Посещение Лондона — это наше посещение Пифии. Там есть Тернер. Если смотреть на его картины, начинаешь понимать, что значит преодолеть стену и в то же время остаться, пропустить потоки, о которых уже не знаешь — то ли они уносят нас куда-то еще, то ли уже возвращаются к нам. Картины распределены по трем периодам. Если бы слово дали психиатру, он смог бы что-то сказать о первых двух периодах, хотя они на самом деле наиболее рациональны. На первых картинах — катастрофы конца мира, лавина и буря. Так Тернер начинает. Картины второго периода подобны бредящей реконструкции, в которой бред скрывает себя или, скорее, идет вместе с высочайшей техникой, унаследованной от Пуссена, Лоррена и из голландской традиции — мир реконструируется при помощи архаических элементов, имеющих современную функцию. Но на уровне картин третьего периода, в серии тех картин, которые Тернер держит в секрете, происходит что-то невиданное. Нельзя даже сказать, что он слишком опередил свое время — здесь есть что-то, что не принадлежит никакой эпохе, что приходит к нам из вечного будущего или же убегает к нему. Полотно углубляется само в себя, оно прорывается дырой, озером, пламенем, ураганом, взрывом. Темы прошлых картин можно найти и здесь, но их смысл изменился. Полотно на самом деле разорвано, рассечено тем, что пронзает его. На поверхности удерживается только туманно-золотистый фон — насыщенный, интенсивный, из глубины разверстый тем, что рассекает всю его толщу, — шизой. Все смешивается — и здесь осуществляется прорыв (а не крушение).

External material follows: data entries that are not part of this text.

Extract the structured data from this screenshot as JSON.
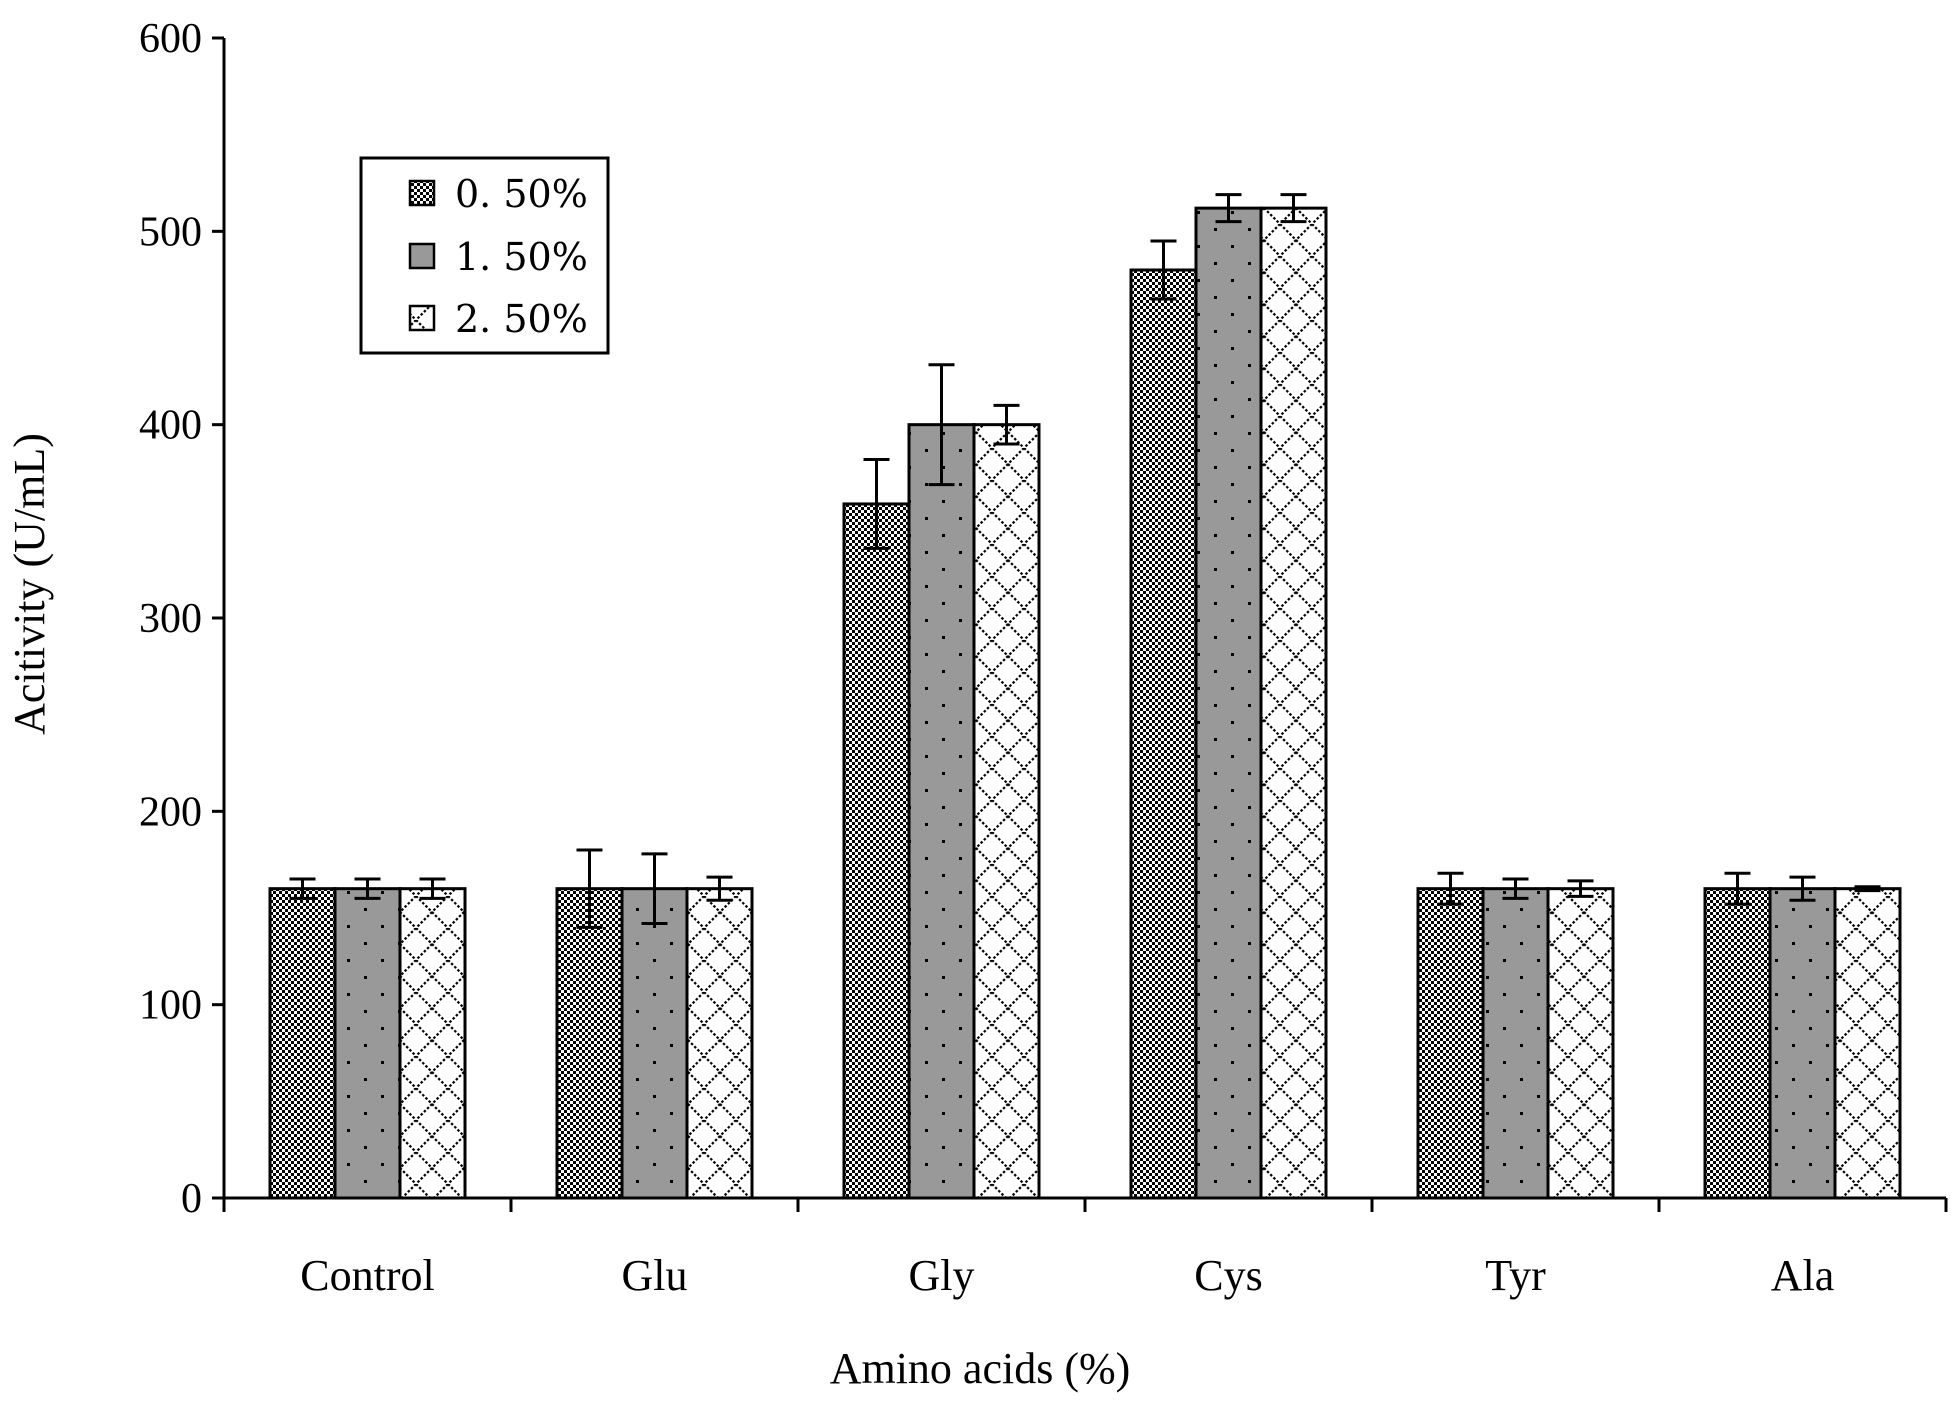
{
  "chart_data": {
    "type": "bar",
    "title": "",
    "xlabel": "Amino acids (%)",
    "ylabel": "Acitivity (U/mL)",
    "ylim": [
      0,
      600
    ],
    "yticks": [
      0,
      100,
      200,
      300,
      400,
      500,
      600
    ],
    "categories": [
      "Control",
      "Glu",
      "Gly",
      "Cys",
      "Tyr",
      "Ala"
    ],
    "series": [
      {
        "name": "0. 50%",
        "pattern": "checker",
        "values": [
          160,
          160,
          359,
          480,
          160,
          160
        ],
        "errors": [
          5,
          20,
          23,
          15,
          8,
          8
        ]
      },
      {
        "name": "1. 50%",
        "pattern": "dots-gray",
        "values": [
          160,
          160,
          400,
          512,
          160,
          160
        ],
        "errors": [
          5,
          18,
          31,
          7,
          5,
          6
        ]
      },
      {
        "name": "2. 50%",
        "pattern": "diamond-lattice",
        "values": [
          160,
          160,
          400,
          512,
          160,
          160
        ],
        "errors": [
          5,
          6,
          10,
          7,
          4,
          1
        ]
      }
    ],
    "legend_position": "top-left",
    "grid": false
  },
  "colors": {
    "ink": "#000000",
    "gray_fill": "#999999",
    "background": "#ffffff"
  }
}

Странная англо-американская литература — от Томаса Харди и Лоуренса до Лоури, от Миллера до Гинсберга и Керуака — эти люди умеют уходить, смешивать коды, пропускать потоки, пересекать пустыню тела без органов. Они преодолевают предел, они разрывают стену, рушат капиталистическую преграду. Конечно, случается, что они проваливают осуществление процесса, они постоянно его проваливают. Закрывается невротический тупик — папа-мама эдипизации, Америка, возвращение в родную страну — или же извращение экзотических территориальностей, а затем наркотики, алкоголь — или еще хуже, старые фашистские грезы. Никогда бред не колебался в большей степени между двумя своими полюсами. Но через тупики и треугольники течет шизофренический поток — неостановимый — поток спермы, река, нечистоты, триппер или поток слов, которые уже не поддаются кодированию, слишком текучее или слишком вязкое либидо: насилие над синтаксисом, сосредоточенное разрушение означающего, бессмыслица, возведенная в статус потока, многозначность, которая начинает преследовать все отношения. Насколько же плохо ставится проблема литературы, когда начинают с той идеологии, которую литература несет, или ее присвоения, которое осуществляет социальный порядок. Присваивают людей, а не произведения, которые когда-нибудь все равно разбудят какого-нибудь спящего молодого человека, ведь они не прекращают передавать свой огонь все дальше и дальше. Что же до идеологии, это самое запутанное понятие, поскольку оно мешает нам понять отношение литературной машины к полю производства, схватить момент, когда испущенный знак прорывает ту «форму содержания», которая пыталась удержать эту машину в порядке означающего. Впрочем, Энгельс уже давно показал, разбирая Бальзака, что автор велик, если он не может помешать себе описывать и пропускать потоки, которые разрывают католическое и деспотическое означающее его произведения, которые по необходимости питают находящуюся на горизонте революционную машину. Вот что такое стиль или, скорее, отсутствие стиля, асинтаксия, аграмматичность: момент, когда язык определяется уже не тем, что он говорит, и еще в меньшей степени тем, что делает его означающим, а тем, что заставляет его течь, притекать и разбиваться, — желанием. Ведь литература во всем подобна шизофрении — процесс, а не цель, производство, а не выражение.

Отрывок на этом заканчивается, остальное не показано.